This is a project to provide improvements which may enable the emerging technology of sensor-driven models of human situation to move from laboratory demonstrations to practical widespread use in human-computer interaction systems. Interfaces as we see them today are largely static ? they act in the same way regardless of what human situations they are used in. In the past world of information workers in a fixed office setting, this was acceptable. However, as technological advances allow inexpensive computing devices to move into all the diverse settings of everyday life, this will no longer be appropriate. Our devices should adjust to the human context of each situation in a way that maximizes their ease of use and effectiveness in serving human needs across those varying situations. However, currently most interactive systems have no information about the human situations they are operating in, or the activities of the users they serve. This represents a significant barrier to creating interfaces which are more appropriate to the wider world they are now being placed in.

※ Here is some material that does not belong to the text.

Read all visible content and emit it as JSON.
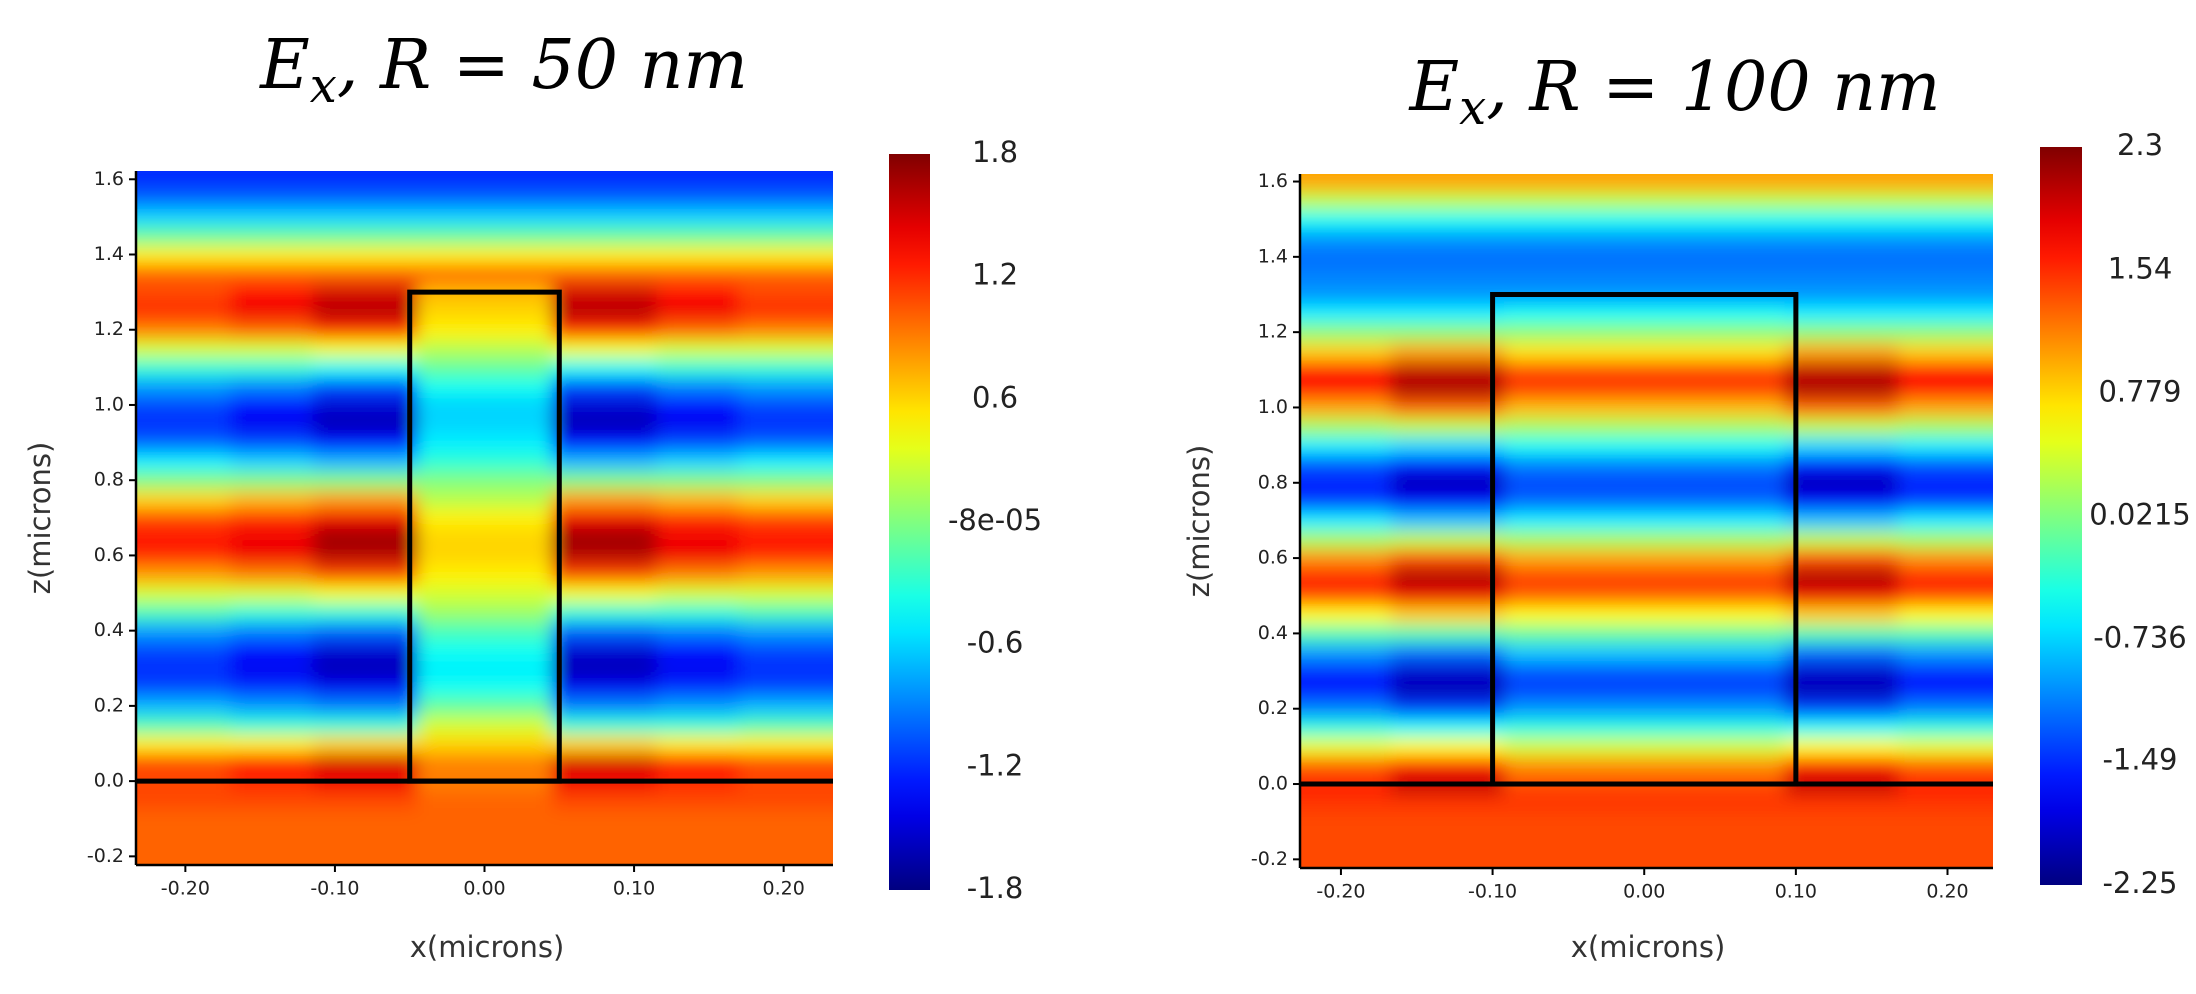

To overcome this basic obstacle, an emerging body of work has begun to develop techniques for modeling human situations and activities. Much of this work employs sensor-driven statistical models created with machine learning techniques. These models provide useful estimates of activities and situations. However, there are a number of serious practical barriers to widespread use of these techniques. This grant will support an aggressive body of work aimed at overcoming the most important of these barriers. One of the most important of them is the expense, difficulty, and disruptiveness to end-users of collecting sufficient training data to make these systems work. To address this problem, the project includes development and study of a collection of innovative techniques tuned to reducing the human costs associated with collecting the required training examples.
In addition, new techniques for internet-scale collection of training data will be developed. These techniques will enable a shift from the current practice of collecting a large amount of data from a few people to collection of a small amount of data from many people. Complementing this approach, new hierarchical modeling techniques will be developed which should allow a smooth and rapid transition from an initial generic model reflecting average behavior of many people, to models which are finely tuned to the particulars of an individual with minimal disruption for that end-user. Finally, the work to be funded here will explore the effectiveness of a variety of emerging advances in machine learning technology which have yet to be widely applied to human-computer interaction applications.
The impact of this research will go significantly beyond the specific issues it attacks because it is enabling in nature ? seeking to open up the possibility of what should be complete classes of new interface technology. In addition, this work is particularly important for some applications supporting special needs populations, and the project includes activities to enhance education.